日本語では一言では訳せないような「Funky!(最高!、ノリノリ!)」とか「Get Down! (やっちゃえ!、踊れ踊れ!)」のような、特段意味のない言葉も数多く使われています。ジャズピアノの演奏スタイルに由来する「ブーギー(Boogie)」とか、レコードの「溝」に由来する「Groove」なんて、有名なディスコ曲のタイトルとしても頻繁に登場します。部屋でじっくり聴いたり、一緒に歌ったりするのが目的ではなく、とにかく「踊る」ことに主眼を置くディスコの真骨頂であります。

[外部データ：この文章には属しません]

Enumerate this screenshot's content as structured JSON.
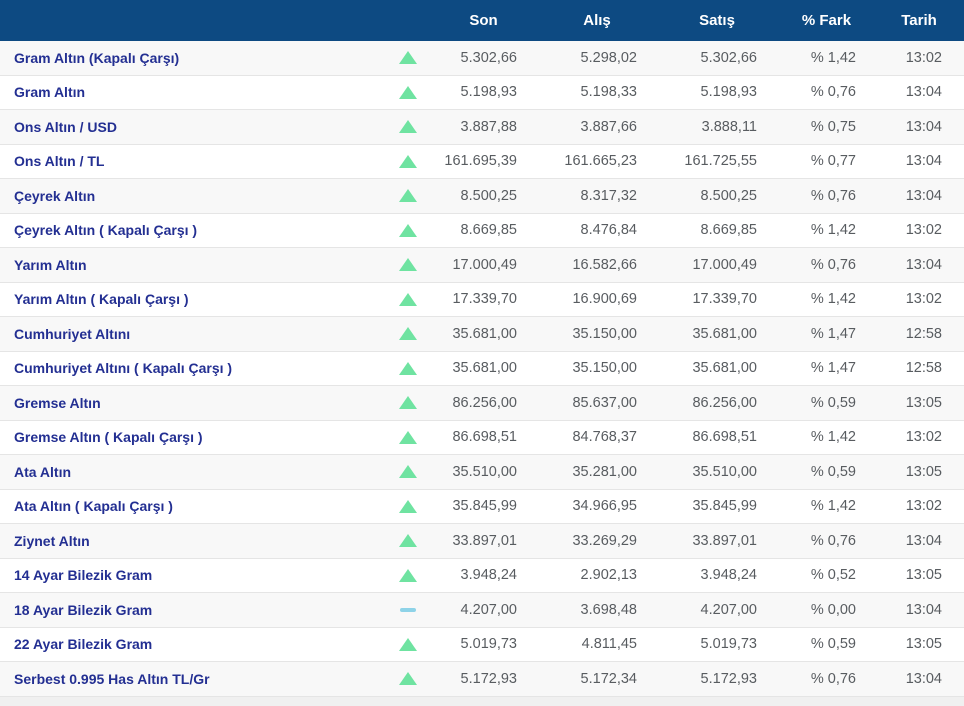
{
  "colors": {
    "header_bg": "#0d4a82",
    "header_text": "#ffffff",
    "row_label": "#232f92",
    "value_text": "#585c60",
    "row_alt_bg": "#f8f8f8",
    "row_bg": "#ffffff",
    "border": "#e5e5e5",
    "up": "#6fe3a1",
    "flat": "#8ed3e8",
    "footer_bg": "#f0f0f0"
  },
  "table": {
    "columns": [
      "Son",
      "Alış",
      "Satış",
      "% Fark",
      "Tarih"
    ],
    "rows": [
      {
        "name": "Gram Altın (Kapalı Çarşı)",
        "direction": "up",
        "son": "5.302,66",
        "alis": "5.298,02",
        "satis": "5.302,66",
        "fark": "% 1,42",
        "tarih": "13:02"
      },
      {
        "name": "Gram Altın",
        "direction": "up",
        "son": "5.198,93",
        "alis": "5.198,33",
        "satis": "5.198,93",
        "fark": "% 0,76",
        "tarih": "13:04"
      },
      {
        "name": "Ons Altın / USD",
        "direction": "up",
        "son": "3.887,88",
        "alis": "3.887,66",
        "satis": "3.888,11",
        "fark": "% 0,75",
        "tarih": "13:04"
      },
      {
        "name": "Ons Altın / TL",
        "direction": "up",
        "son": "161.695,39",
        "alis": "161.665,23",
        "satis": "161.725,55",
        "fark": "% 0,77",
        "tarih": "13:04"
      },
      {
        "name": "Çeyrek Altın",
        "direction": "up",
        "son": "8.500,25",
        "alis": "8.317,32",
        "satis": "8.500,25",
        "fark": "% 0,76",
        "tarih": "13:04"
      },
      {
        "name": "Çeyrek Altın ( Kapalı Çarşı )",
        "direction": "up",
        "son": "8.669,85",
        "alis": "8.476,84",
        "satis": "8.669,85",
        "fark": "% 1,42",
        "tarih": "13:02"
      },
      {
        "name": "Yarım Altın",
        "direction": "up",
        "son": "17.000,49",
        "alis": "16.582,66",
        "satis": "17.000,49",
        "fark": "% 0,76",
        "tarih": "13:04"
      },
      {
        "name": "Yarım Altın ( Kapalı Çarşı )",
        "direction": "up",
        "son": "17.339,70",
        "alis": "16.900,69",
        "satis": "17.339,70",
        "fark": "% 1,42",
        "tarih": "13:02"
      },
      {
        "name": "Cumhuriyet Altını",
        "direction": "up",
        "son": "35.681,00",
        "alis": "35.150,00",
        "satis": "35.681,00",
        "fark": "% 1,47",
        "tarih": "12:58"
      },
      {
        "name": "Cumhuriyet Altını ( Kapalı Çarşı )",
        "direction": "up",
        "son": "35.681,00",
        "alis": "35.150,00",
        "satis": "35.681,00",
        "fark": "% 1,47",
        "tarih": "12:58"
      },
      {
        "name": "Gremse Altın",
        "direction": "up",
        "son": "86.256,00",
        "alis": "85.637,00",
        "satis": "86.256,00",
        "fark": "% 0,59",
        "tarih": "13:05"
      },
      {
        "name": "Gremse Altın ( Kapalı Çarşı )",
        "direction": "up",
        "son": "86.698,51",
        "alis": "84.768,37",
        "satis": "86.698,51",
        "fark": "% 1,42",
        "tarih": "13:02"
      },
      {
        "name": "Ata Altın",
        "direction": "up",
        "son": "35.510,00",
        "alis": "35.281,00",
        "satis": "35.510,00",
        "fark": "% 0,59",
        "tarih": "13:05"
      },
      {
        "name": "Ata Altın ( Kapalı Çarşı )",
        "direction": "up",
        "son": "35.845,99",
        "alis": "34.966,95",
        "satis": "35.845,99",
        "fark": "% 1,42",
        "tarih": "13:02"
      },
      {
        "name": "Ziynet Altın",
        "direction": "up",
        "son": "33.897,01",
        "alis": "33.269,29",
        "satis": "33.897,01",
        "fark": "% 0,76",
        "tarih": "13:04"
      },
      {
        "name": "14 Ayar Bilezik Gram",
        "direction": "up",
        "son": "3.948,24",
        "alis": "2.902,13",
        "satis": "3.948,24",
        "fark": "% 0,52",
        "tarih": "13:05"
      },
      {
        "name": "18 Ayar Bilezik Gram",
        "direction": "flat",
        "son": "4.207,00",
        "alis": "3.698,48",
        "satis": "4.207,00",
        "fark": "% 0,00",
        "tarih": "13:04"
      },
      {
        "name": "22 Ayar Bilezik Gram",
        "direction": "up",
        "son": "5.019,73",
        "alis": "4.811,45",
        "satis": "5.019,73",
        "fark": "% 0,59",
        "tarih": "13:05"
      },
      {
        "name": "Serbest 0.995 Has Altın TL/Gr",
        "direction": "up",
        "son": "5.172,93",
        "alis": "5.172,34",
        "satis": "5.172,93",
        "fark": "% 0,76",
        "tarih": "13:04"
      }
    ]
  }
}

というわけで今回は、数多ある「変てこ常套句ディスコ」のうち、“ブーギーもの”の金字塔といえる「ブギーナイツ」(77年、米ポップチャート2位)で知られるヒートウェーブ。発祥は旧西ドイツ。同国の駐留米軍兵だったジョニー・ワイルダーとキース・ワイルダー兄弟が、スティービー・ワンダーやクール・アンド・ザ・ギャングのコピーバンドを始めたのがきっかけでした。後に英国に移住し、音楽家のロッド・テンパートンが加入して活動を本格化。ブギーナイトが英米で大ヒットしたというわけです。

ただし、最初のヒット曲がウサン臭さたっぷりのブーギーものだとはいえ、この人たちは本質的に非常に“真面目”です。ブギーナイツにしても、イントロのジャズっぽいハープ演奏から徐々に盛り上げていって、「ぶ〜ぎ〜ないつ♪ お〜お〜お〜♪」と男性コーラスが入り、「ぶーぎないっ!」とダンサブルに展開していくアレンジは、ほかのディスコ曲ではなかなかみられない凝った雰囲気であります。

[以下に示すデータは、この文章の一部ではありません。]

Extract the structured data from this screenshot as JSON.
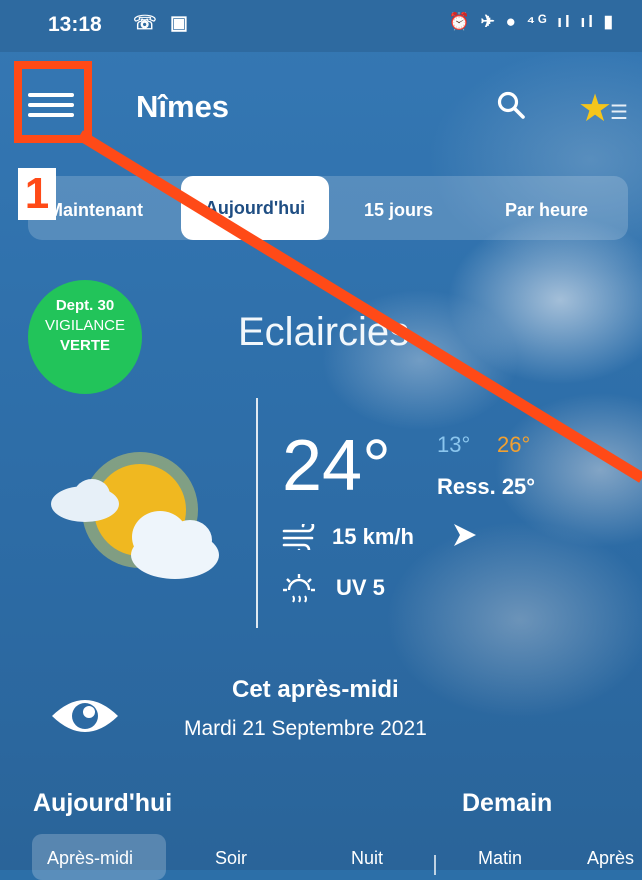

もう一つのディスコヒットである「グルーブ・ライン(Groove Line)」(78年)というベタな曲も玄人ウケする内容。イントロのシンセ使いやギターワークが一風変わっていています。

ヒートウェーブは、「アーバン・クール・ファンク」とか「スムーズ・アダルト・ファンク」などと形容されることもあります。ジャズ、フュージョンの要素もある実力派。実際、バラードでも「オールウェイズ・アンド・フォーエバー」(77年、R&Bチャート2位)のような大ヒットを出しています。

いやあ、こうみていくと、この人たちの場合はぜんぜん“おバカ”じゃないことに気がつきました。…とすると、ディスコ史的には重要人物たちではあるものの、私にとってはどこか物足りない。「グルーブライン」はまずまずですけど、「ブギーナイツ」は、曲そのものはいいのに、どうにもノリ切れません。ぜんぜんブーギーブーギー♪ではなく、ゆる過ぎます。

結局、このバンドも82年に出した5枚目のアルバム「Current」を最後に、表舞台からは消えていきました。実働およそ5年間と短命だったのです。メンバーのうちのロッドは、80年代にマイケルジャクソンなどに「スリラー」などの曲を提供して有名になりましたけどね。

「ブギーナイツ」については、83年にLafleurというグループが、シンセドラムをがしがし使い、アップリフティングにリメイクしておりまして、私はこっちの方は大好きです。札幌のディスコでもかなりヘビープレイされておりました。

写真のCDは、10年ほど前にソニーから出た米国盤ベスト。音質は申し分なく、「グルーブライン」と、79年発売の3前目のアルバムに入っている「Eyeballin'」という曲のそれぞれ12インチバージョンが収録されていて、オトクといえましょう。